Right, I'd rather have the nodes not netbooted - the network cards I have don't support it and they are not supported by Etherboot or whatever the name was - Realtek RTL8169 chips, I think. Plus, I understand netbooting was only faster in the past, when there were no SSDs. All the nodes have SLC SSDs and really, they boot and generally work quite fast. I don't see the need for netbooting.

So that dhcp -R option was only for netbooting? That's all right then. I have two nodes normally installed, the master node even has X, with Xfce 4. I wouldn't mind setting predefined, static addresses and be done with it, especially since I don't want netbooting. It's not really the Gentoo way to have a canned kernel for all the nodes, unless you have identical nodes.

Moving on with the tutorial, the next question I found is if portage still needs or recognizes these make.conf settings:

```
PORTAGE_NICENESS=-1

AUTOCLEAN="yes"

PORTAGE_TMPFS="/dev/shm"

FEATURES="buildpkg fixpackages sandbox ccache"

CCACHE_SIZE="2G"

CLEAN_DELAY=1

LINGUAS="fr en"
```

I installed Gentoo according to the tutorial. I have a separate tutorial from a very old Gentoo user, on how to install Xfce4. Not rocket science, he just saved a list of packages to emerge and in which order.

Anyway, next up I have the c3.conf, which if is also used for nodes with IPs assigned via DHCP, then I don't need it, either.

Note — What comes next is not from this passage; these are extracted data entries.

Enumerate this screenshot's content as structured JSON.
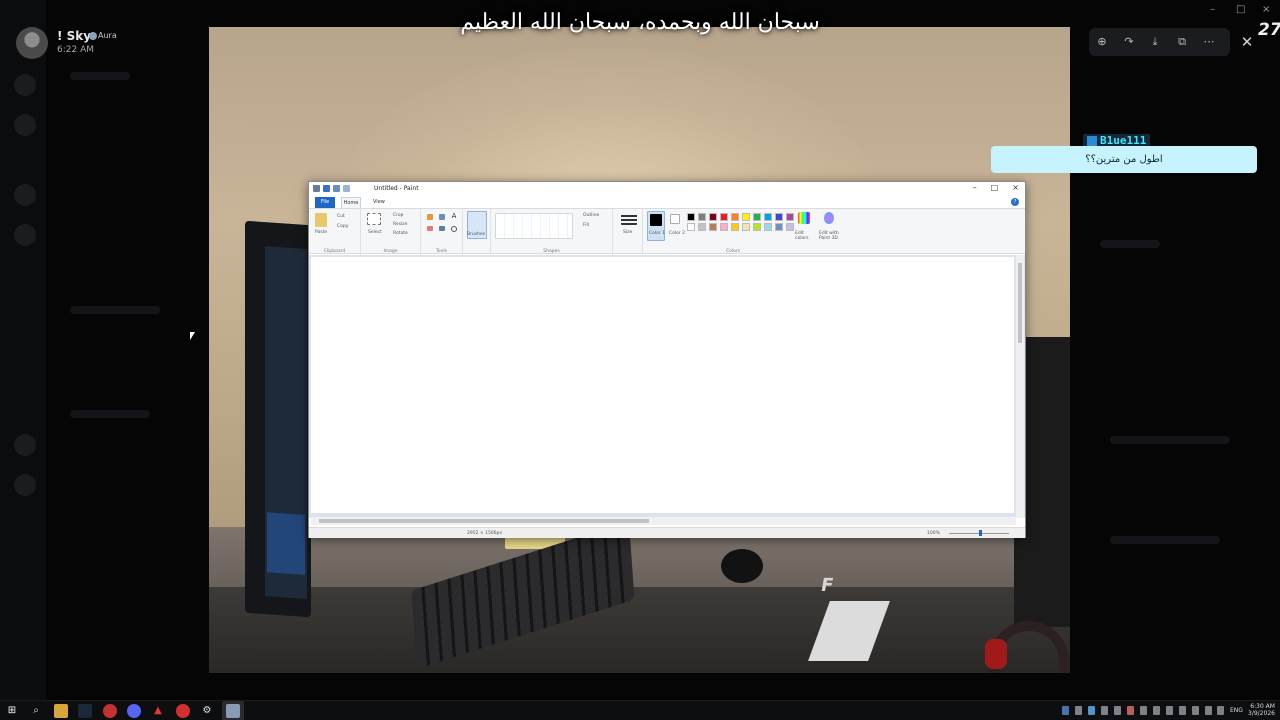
{
  "header": {
    "username": "! Sky",
    "badge": "Aura",
    "time": "6:22 AM"
  },
  "caption": "سبحان الله وبحمده، سبحان الله العظيم",
  "corner_number": "27",
  "viewer_toolbar": {
    "icons": [
      "zoom-in-icon",
      "forward-icon",
      "download-icon",
      "open-external-icon",
      "more-icon"
    ],
    "close_icon": "close-icon"
  },
  "chat": {
    "name": "B1ue111",
    "message": "اطول من مترين؟؟"
  },
  "paint": {
    "title": "Untitled - Paint",
    "tabs": {
      "file": "File",
      "home": "Home",
      "view": "View"
    },
    "clipboard": {
      "paste": "Paste",
      "cut": "Cut",
      "copy": "Copy",
      "label": "Clipboard"
    },
    "image": {
      "select": "Select",
      "crop": "Crop",
      "resize": "Resize",
      "rotate": "Rotate",
      "label": "Image"
    },
    "tools": {
      "label": "Tools"
    },
    "brushes": "Brushes",
    "shapes": {
      "outline": "Outline",
      "fill": "Fill",
      "label": "Shapes"
    },
    "size": "Size",
    "color1": "Color 1",
    "color2": "Color 2",
    "colors_label": "Colors",
    "edit_colors": "Edit colors",
    "edit_paint3d": "Edit with Paint 3D",
    "palette": [
      "#000000",
      "#7f7f7f",
      "#880015",
      "#ed1c24",
      "#ff7f27",
      "#fff200",
      "#22b14c",
      "#00a2e8",
      "#3f48cc",
      "#a349a4",
      "#ffffff",
      "#c3c3c3",
      "#b97a57",
      "#ffaec9",
      "#ffc90e",
      "#efe4b0",
      "#b5e61d",
      "#99d9ea",
      "#7092be",
      "#c8bfe7"
    ],
    "status_size": "2952 × 1506px",
    "zoom": "100%"
  },
  "taskbar": {
    "lang": "ENG",
    "time": "6:30 AM",
    "date": "3/9/2026"
  }
}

Next up is the Apache server config and then /etc/gmond.conf - in both cases, the hostname stuff is my problem. I only want the cluster to be named P3cluster, each node has a hostname and that's it. It won't have a sub-domain on an existing domain or whatever else like that. In the Apache config he had ganglia.livia.etsmtl.ca and in gmond.conf he has name = "Kluster" which is confusing. And then he adds some routes.